The DS experienced a serious split in early 2014, with former leader Boris Tadić setting up a new breakaway group that was originally called the New Democratic Party. This party contested the 2014 Serbian parliamentary election in a fusion with the Greens of Serbia and in alliance with other parties. Vujadinović sided with Tadić in the split and received the thirty-eighth position on the coalition list; he missed re-election when the list won eighteen seats. The New Democratic Party re-constituted itself as the Social Democratic Party later in the year.


Serbia's electoral system was reformed in 2011, such that parliamentary mandates were awarded in numerical order to candidates on successful lists. Vujadinović received the 131st position on the DS's Choice for a Better Life list in the 2012 parliamentary election and, as the list won only sixty-seven mandates, was not returned to parliament.


Vujadinović resigned his parliamentary mandate on 3 December 2009, having been selected as mayor of Kosjerić earlier in the year. He held the mayoral position until 2012, when a new alignment of parties in the municipal assembly brought about his removal from office. In March 2011, he signed a contract with Belgrade's Tek Energy to develop hydropower plants in the municipality.


The DS–DSS alliance fell apart in early 2008, and a new election was called. Vujadinović received the twenty-sixth position on the DS's For a European Serbia list and was given a mandate for a second term when the list won 102 seats. The overall election results were initially inconclusive; following extended negotiations, For a European Serbia formed a new coalition government with the Socialist Party of Serbia, and Vujadinović again served as a government supporter.


Vujadinović received the forty-first position on the DS's electoral list in the 2007 Serbian parliamentary election. The list won sixty-four seats, and Vujadinović was included in his party's delegation. (From 2000 to 2011, parliamentary mandates were awarded to sponsoring parties or coalitions rather than to individual candidates, and it was common practice for the parties to distribute their mandates out of numerical order. Vujadinović's position on the list – which was in any event mostly alphabetical, the letter "V" appearing close to the start of the Serbian alphabet – had no bearing on whether he received a mandate.) The DS formed an unstable coalition government with the rival Democratic Party of Serbia (Demokratska stranka Srbije, DSS) and G17 Plus after the election, and Vujadinović served as a supporter of the ministry. In September 2007, he wrote an opinion piece for Danas about the corrosive effects of television on assembly debates.
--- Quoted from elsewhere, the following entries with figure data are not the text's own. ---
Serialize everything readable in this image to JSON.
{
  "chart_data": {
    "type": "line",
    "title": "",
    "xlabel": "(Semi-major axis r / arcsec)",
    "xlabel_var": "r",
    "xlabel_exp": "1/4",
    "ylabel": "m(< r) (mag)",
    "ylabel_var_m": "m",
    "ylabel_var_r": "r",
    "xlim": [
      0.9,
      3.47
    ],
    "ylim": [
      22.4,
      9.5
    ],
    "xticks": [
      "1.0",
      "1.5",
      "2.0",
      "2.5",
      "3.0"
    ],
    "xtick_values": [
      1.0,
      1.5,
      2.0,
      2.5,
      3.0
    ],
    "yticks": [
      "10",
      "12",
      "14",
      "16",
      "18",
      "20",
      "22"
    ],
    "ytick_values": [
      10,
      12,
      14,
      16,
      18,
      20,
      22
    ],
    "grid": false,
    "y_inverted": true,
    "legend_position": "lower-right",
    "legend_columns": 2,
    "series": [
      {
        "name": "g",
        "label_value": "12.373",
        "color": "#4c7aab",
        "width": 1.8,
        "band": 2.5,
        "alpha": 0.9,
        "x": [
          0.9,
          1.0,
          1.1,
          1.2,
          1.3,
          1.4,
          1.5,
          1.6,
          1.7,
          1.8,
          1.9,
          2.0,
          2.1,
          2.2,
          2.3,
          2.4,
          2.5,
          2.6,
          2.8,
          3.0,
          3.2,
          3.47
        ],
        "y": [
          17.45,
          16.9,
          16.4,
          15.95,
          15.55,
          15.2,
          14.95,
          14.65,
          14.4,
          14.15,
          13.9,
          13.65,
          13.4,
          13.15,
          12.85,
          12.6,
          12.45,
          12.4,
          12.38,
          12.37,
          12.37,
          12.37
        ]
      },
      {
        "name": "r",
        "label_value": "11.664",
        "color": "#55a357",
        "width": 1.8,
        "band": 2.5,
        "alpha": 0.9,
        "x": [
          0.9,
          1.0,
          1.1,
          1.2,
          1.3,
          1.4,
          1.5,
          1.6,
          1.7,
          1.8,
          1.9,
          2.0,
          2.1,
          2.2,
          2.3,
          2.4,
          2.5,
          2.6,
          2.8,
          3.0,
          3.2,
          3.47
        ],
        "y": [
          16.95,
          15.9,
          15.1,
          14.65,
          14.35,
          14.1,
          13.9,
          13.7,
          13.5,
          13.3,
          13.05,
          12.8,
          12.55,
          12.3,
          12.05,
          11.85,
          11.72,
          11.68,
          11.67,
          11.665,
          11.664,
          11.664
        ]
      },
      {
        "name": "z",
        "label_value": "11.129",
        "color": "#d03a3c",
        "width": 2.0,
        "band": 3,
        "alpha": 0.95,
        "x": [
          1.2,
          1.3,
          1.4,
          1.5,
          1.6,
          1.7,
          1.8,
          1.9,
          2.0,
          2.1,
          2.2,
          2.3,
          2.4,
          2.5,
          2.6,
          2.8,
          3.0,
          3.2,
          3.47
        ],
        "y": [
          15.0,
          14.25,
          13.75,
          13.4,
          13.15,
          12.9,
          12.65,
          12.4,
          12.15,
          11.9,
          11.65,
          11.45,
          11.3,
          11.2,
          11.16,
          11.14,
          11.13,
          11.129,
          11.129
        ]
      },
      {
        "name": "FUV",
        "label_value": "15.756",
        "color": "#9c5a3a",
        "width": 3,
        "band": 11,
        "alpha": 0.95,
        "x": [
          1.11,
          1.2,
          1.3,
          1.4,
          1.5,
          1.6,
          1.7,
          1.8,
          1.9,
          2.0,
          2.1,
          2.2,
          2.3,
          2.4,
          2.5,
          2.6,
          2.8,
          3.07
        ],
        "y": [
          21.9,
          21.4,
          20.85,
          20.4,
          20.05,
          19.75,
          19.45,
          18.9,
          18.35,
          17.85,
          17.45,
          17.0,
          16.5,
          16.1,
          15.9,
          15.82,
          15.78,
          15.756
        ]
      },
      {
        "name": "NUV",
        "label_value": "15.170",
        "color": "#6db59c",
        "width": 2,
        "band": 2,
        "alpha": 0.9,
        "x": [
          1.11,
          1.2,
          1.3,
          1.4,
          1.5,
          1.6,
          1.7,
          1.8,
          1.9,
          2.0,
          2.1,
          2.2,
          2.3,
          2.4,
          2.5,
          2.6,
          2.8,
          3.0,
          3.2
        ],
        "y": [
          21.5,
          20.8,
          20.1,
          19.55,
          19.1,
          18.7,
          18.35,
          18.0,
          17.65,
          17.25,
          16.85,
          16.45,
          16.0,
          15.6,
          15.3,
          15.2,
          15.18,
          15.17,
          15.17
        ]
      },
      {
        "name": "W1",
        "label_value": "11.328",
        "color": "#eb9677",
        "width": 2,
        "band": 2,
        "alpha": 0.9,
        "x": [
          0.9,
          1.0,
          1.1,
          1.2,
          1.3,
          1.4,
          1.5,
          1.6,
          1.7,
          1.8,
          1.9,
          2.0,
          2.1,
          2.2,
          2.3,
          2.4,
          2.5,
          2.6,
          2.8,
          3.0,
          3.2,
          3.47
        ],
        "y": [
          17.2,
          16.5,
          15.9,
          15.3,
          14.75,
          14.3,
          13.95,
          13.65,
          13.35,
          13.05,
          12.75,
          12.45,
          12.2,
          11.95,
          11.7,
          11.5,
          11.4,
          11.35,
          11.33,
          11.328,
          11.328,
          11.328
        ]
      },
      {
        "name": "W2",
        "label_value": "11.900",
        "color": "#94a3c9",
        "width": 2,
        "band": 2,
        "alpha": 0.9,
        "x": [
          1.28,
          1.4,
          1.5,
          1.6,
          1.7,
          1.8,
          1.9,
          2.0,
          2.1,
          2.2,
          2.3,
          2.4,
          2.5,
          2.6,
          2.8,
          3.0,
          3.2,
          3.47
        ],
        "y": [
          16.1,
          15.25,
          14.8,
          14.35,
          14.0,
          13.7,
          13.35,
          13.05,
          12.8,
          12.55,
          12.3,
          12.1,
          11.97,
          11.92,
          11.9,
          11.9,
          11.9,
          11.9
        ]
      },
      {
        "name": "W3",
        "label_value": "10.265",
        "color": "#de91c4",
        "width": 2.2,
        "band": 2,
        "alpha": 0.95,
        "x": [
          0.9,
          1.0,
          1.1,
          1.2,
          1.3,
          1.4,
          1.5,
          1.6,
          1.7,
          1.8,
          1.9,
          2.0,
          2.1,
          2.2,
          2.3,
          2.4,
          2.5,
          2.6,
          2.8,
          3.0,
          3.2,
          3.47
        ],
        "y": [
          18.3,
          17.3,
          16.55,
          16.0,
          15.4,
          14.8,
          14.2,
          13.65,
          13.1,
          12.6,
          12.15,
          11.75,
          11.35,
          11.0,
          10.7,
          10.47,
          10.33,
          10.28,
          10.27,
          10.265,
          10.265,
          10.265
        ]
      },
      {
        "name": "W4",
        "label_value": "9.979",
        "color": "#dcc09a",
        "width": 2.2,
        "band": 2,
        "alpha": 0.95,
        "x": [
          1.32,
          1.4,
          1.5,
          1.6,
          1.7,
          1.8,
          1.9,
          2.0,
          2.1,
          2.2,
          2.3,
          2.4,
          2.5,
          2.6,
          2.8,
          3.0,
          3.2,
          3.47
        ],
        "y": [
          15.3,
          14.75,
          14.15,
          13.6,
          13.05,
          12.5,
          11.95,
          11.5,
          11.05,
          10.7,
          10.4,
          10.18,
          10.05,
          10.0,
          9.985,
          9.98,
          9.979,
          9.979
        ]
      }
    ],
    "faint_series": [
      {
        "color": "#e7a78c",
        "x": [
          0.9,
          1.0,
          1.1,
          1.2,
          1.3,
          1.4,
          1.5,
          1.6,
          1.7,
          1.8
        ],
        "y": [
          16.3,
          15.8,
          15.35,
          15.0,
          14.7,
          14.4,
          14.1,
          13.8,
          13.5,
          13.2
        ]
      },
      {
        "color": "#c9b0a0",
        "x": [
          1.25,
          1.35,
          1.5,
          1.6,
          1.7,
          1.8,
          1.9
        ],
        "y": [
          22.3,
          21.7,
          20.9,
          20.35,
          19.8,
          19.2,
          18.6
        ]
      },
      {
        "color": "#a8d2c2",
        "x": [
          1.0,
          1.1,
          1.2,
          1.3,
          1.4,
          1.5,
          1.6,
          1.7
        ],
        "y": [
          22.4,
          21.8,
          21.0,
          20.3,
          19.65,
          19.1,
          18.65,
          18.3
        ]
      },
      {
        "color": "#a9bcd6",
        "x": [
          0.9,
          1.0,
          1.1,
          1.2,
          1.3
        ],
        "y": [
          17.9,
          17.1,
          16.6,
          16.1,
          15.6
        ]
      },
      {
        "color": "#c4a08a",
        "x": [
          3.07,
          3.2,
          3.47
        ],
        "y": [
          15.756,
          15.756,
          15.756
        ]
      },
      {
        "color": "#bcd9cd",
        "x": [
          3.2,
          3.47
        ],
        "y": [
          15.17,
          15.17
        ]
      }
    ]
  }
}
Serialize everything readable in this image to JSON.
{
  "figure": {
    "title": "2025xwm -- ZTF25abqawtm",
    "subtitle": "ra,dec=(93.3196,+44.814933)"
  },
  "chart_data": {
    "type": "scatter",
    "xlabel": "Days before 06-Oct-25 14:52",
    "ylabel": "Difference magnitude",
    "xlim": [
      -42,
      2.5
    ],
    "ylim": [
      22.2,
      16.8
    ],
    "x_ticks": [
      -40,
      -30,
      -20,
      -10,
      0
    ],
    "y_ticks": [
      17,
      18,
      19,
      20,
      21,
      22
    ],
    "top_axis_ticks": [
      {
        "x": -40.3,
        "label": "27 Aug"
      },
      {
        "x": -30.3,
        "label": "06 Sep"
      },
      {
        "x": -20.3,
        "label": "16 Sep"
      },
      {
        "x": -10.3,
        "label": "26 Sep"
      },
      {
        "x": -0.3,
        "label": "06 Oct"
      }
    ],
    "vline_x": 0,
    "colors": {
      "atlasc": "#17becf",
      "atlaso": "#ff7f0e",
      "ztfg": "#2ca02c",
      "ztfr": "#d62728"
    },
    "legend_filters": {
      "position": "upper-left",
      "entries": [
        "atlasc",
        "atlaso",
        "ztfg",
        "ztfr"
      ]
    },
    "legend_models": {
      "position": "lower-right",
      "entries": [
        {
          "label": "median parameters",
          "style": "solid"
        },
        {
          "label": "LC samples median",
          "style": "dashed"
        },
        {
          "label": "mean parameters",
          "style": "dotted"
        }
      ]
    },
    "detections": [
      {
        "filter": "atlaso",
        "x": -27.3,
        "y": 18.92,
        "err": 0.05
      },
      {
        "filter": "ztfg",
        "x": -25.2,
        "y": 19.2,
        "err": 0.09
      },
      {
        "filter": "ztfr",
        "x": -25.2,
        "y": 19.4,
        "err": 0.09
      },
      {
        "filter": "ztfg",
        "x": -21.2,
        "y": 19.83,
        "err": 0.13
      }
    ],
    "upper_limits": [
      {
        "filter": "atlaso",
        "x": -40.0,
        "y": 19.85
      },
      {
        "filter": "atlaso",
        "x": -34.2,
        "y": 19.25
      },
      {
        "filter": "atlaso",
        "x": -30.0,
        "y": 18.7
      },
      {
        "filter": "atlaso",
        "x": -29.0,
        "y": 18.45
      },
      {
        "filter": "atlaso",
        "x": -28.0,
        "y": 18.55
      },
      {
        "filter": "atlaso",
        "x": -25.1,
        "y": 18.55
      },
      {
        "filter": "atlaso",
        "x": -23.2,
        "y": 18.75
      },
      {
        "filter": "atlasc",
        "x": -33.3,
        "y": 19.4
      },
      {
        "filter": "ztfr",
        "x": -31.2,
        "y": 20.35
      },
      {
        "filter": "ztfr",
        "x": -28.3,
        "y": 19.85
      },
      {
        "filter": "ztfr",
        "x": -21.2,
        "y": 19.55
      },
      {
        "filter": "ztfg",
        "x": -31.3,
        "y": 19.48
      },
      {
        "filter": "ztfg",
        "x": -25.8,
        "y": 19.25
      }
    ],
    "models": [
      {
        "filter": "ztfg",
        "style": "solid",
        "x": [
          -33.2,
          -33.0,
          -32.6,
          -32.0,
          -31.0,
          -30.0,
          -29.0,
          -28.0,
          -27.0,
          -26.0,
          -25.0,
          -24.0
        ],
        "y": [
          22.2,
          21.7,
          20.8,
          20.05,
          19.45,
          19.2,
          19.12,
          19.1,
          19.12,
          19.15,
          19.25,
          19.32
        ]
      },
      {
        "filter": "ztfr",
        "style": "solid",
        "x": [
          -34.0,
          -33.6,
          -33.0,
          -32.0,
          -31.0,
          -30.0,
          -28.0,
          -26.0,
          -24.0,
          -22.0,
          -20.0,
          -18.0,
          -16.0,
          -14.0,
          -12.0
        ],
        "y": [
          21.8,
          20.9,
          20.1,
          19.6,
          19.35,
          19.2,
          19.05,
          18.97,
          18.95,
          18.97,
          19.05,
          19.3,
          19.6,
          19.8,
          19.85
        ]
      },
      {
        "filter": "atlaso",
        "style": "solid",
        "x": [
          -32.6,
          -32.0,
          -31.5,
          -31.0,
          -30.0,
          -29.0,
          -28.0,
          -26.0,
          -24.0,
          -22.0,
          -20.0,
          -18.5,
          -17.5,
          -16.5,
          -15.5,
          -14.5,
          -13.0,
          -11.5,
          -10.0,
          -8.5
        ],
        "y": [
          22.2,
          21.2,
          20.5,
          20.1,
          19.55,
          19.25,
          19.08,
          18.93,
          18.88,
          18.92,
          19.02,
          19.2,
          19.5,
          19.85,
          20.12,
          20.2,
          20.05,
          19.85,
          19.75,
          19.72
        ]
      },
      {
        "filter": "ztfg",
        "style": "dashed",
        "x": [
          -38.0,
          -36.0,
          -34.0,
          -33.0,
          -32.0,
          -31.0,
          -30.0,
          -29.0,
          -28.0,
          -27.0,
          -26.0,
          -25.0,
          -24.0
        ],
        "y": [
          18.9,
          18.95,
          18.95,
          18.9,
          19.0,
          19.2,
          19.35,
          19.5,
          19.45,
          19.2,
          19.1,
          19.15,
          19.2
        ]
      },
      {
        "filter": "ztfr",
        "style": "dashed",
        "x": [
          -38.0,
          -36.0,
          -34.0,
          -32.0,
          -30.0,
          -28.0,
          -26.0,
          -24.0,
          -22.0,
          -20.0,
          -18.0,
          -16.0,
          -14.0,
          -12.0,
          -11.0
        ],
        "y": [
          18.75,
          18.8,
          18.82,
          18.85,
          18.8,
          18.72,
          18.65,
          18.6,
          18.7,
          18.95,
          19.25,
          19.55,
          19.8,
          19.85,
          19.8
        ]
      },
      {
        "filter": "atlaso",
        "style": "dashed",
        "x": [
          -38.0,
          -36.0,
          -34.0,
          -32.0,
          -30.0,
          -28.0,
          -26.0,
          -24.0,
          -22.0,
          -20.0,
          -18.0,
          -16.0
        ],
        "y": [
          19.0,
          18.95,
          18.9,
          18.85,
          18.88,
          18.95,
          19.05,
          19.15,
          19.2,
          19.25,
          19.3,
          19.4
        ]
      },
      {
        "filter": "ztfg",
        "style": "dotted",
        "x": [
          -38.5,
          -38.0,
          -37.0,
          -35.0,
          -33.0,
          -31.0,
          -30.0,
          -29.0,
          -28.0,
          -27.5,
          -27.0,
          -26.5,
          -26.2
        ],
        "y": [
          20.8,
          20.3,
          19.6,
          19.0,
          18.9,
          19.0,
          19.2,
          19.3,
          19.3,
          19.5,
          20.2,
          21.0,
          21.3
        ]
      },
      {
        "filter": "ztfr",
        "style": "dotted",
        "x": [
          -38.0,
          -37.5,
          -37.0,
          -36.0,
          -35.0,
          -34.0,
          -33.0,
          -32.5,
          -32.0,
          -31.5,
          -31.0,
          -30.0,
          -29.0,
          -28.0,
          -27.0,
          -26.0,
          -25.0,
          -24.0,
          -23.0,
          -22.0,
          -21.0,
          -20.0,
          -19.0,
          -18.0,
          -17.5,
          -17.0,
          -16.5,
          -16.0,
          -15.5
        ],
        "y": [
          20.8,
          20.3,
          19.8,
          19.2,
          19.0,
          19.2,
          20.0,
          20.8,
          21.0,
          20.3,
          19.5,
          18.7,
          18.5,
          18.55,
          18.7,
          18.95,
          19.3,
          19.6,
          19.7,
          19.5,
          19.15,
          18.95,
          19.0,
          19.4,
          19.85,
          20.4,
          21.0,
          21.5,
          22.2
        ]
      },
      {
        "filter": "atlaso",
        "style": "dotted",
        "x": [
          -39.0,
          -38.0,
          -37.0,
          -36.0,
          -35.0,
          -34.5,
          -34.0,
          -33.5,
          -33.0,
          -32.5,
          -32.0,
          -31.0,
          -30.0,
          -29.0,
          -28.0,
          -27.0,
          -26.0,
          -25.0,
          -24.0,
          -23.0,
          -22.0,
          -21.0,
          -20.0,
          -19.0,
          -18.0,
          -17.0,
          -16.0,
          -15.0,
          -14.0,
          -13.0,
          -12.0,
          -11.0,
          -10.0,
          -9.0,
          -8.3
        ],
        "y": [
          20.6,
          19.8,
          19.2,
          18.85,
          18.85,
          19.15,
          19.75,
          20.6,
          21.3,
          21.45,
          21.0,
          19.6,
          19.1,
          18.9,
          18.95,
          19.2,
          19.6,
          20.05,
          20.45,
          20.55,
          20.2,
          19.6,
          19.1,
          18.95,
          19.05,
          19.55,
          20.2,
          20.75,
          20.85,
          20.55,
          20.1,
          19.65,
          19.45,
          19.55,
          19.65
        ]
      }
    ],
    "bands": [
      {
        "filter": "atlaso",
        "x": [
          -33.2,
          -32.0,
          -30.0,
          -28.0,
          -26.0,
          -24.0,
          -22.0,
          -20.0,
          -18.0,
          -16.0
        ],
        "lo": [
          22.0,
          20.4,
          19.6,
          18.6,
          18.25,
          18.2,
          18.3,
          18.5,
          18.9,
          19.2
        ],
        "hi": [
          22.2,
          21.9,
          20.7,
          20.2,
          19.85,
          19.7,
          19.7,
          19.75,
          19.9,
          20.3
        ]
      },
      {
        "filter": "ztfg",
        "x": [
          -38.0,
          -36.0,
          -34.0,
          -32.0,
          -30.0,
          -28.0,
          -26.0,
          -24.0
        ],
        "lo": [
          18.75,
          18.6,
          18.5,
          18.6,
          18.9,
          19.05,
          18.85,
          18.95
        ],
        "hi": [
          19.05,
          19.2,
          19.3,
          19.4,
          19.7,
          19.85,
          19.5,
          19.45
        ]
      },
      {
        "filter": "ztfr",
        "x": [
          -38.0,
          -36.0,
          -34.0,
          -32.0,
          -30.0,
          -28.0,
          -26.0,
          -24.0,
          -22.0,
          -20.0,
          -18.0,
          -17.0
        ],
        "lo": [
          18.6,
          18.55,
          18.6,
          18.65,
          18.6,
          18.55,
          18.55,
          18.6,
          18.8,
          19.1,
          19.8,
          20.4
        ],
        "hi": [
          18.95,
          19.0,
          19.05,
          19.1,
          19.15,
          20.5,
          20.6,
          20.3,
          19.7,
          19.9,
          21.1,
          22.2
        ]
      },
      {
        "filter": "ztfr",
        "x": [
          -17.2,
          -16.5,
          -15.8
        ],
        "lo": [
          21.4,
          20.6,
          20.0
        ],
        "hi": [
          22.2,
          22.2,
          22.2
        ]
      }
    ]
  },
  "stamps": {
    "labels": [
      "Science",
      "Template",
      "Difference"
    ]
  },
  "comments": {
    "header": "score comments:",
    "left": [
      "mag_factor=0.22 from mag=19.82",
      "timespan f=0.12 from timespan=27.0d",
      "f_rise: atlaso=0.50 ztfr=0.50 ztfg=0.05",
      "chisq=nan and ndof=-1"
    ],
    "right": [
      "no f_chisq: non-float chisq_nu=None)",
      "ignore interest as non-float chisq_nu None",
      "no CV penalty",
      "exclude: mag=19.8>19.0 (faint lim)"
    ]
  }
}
Vujadinović was born in Rosići, Kosjerić, in what was then the People's Republic of Serbia in the Federal People's Republic of Yugoslavia. He held a master's degree degree from the University of Belgrade Faculty of Economics. He worked at Valjaonica bakra Sevojno from 1977 to 1990 and held managerial jobs in the copper sector from 1997 to 1999 and again from 2004 to 2007. He was also director of RTV Studio B's economic and legal department in the 1990s. He resigned from the latter position in October 1997 as part of a large-scale protest against the Belgrade city government's dismissal of the station's leadership, which occurred after the breakup of the Zajedno political coalition in the city and Zoran Đinđić's removal as mayor.


Dragan Vujadinović (Serbian Cyrillic: Драган Вујадиновић; 16 December 1953 – 23 December 2021) was a Serbian politician, economist, and journalist. He served in the National Assembly of Serbia from 2007 to 2009 and was the mayor of Kosjerić from 2009 to 2012. Originally with the Democratic Party (Demokratska stranka, DS), he was later a member of the breakaway Social Democratic Party (Socijaldemokratska stranka, SDS).